Alongside increasing consumer confidence, immunising the nation means the property market can fully get back to business. Luckily, technology has stepped in as a solution and enabled house viewings to carry on with business as usual – producing high quality video content and virtual tools for homebuyers and investors. However, whilst construction and building sites have remained open through lockdown 3.0, the national restriction guidelines have affected progress on site and in some cases, incurred additional costs – with variables such as delays in the supply chain and delays caused by local Covid-19 breakouts. When the vaccine has been fully rolled out, the property market will experience an acceleration in activity as a product of both increased market confidence and efficiency in operations.
Will people return to the city?
The answer to this question changes depending on who you ask. From a psychological perspective, age plays a significant role in shaping people’s priorities going forward into the post-Covid era. For older generations, the appeal of the big city life may be less attractive as the search for rural living continues. However, the appeal of a city life will return for many, especially among the younger generation who crave the fast-paced buzzing city life and rely on big cities for job prospects. Yet, what can resonate among all age demographics, is the recognition and value of getting more for your money – a mindset which has excelled amid the outbreak of the pandemic and has led to a mass exodus of London.
With regard to the trend of ‘working from home’, there is ongoing debate whether the trend is a short-term reaction to the pandemic or will evolve into a longer-term trend.

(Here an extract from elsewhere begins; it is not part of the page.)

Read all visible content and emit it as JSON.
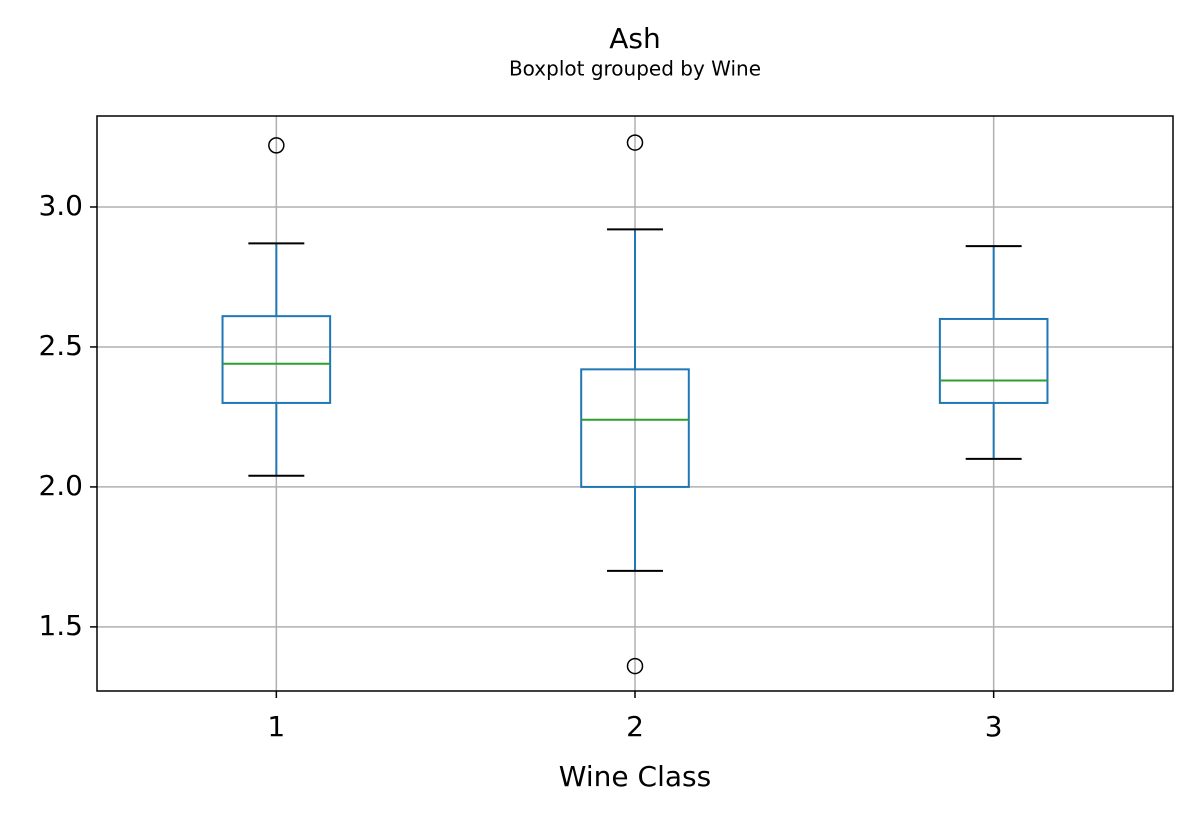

Either way, it seems fair to suggest flexible working will be a very popular option for employees, consisting of both in-office and homeworking. This will encourage many to continue prioritising space in the home for work, as well as living in close proximity to the main office. Therefore, properties with additional space, such as a 2-bed or larger, located near city centres present lucrative opportunities for investors. Savills surveyed over 500 tenants and revealed location was the most important variable when searching for a new rental home, followed by more space in the home and accessibility to the countryside. With these changes in market behaviour, savvy investors in today’s climate, will be considering property size and location to achieve the most lucrative return on investment.
Location Location Location
To see long-term financial security from your property investment, the first essential step is to conduct location research. Historically, the capital dominated the rental market, however, other cities are now fuelling momentum in the market.
In recent years, the North of England has been described as the ‘up-and-coming’ areas for investment opportunities, however, now, these areas class as hotspot locations for investors, leading the market in rental yields and capital appreciation. For example, the North West saw the highest annual house price growth of 11.2%, compared to just 3.5% growth in the Capital. The ONS figures indicate the stark north-south divide in growth rates, also reflecting the increasing demand for housing up north. This presents the ample amount of investment opportunities in the North, whilst also boasting below average property prices in UK.
At Alesco, we have a diverse portfolio of developments in the UK’s Northern Powerhouse. Northern cities are being transformed beyond recognition, balancing the historic domination of the Capital in fuelling the UK’s economy. Seven years into the Northern Powerhouse initiative, and there has been resounding success in re-shaping the North of England. Cities including Liverpool, Manchester, Birmingham and Sheffield are flourishing with thriving local economies, business innovation, and a significant growth rate in population and employment levels.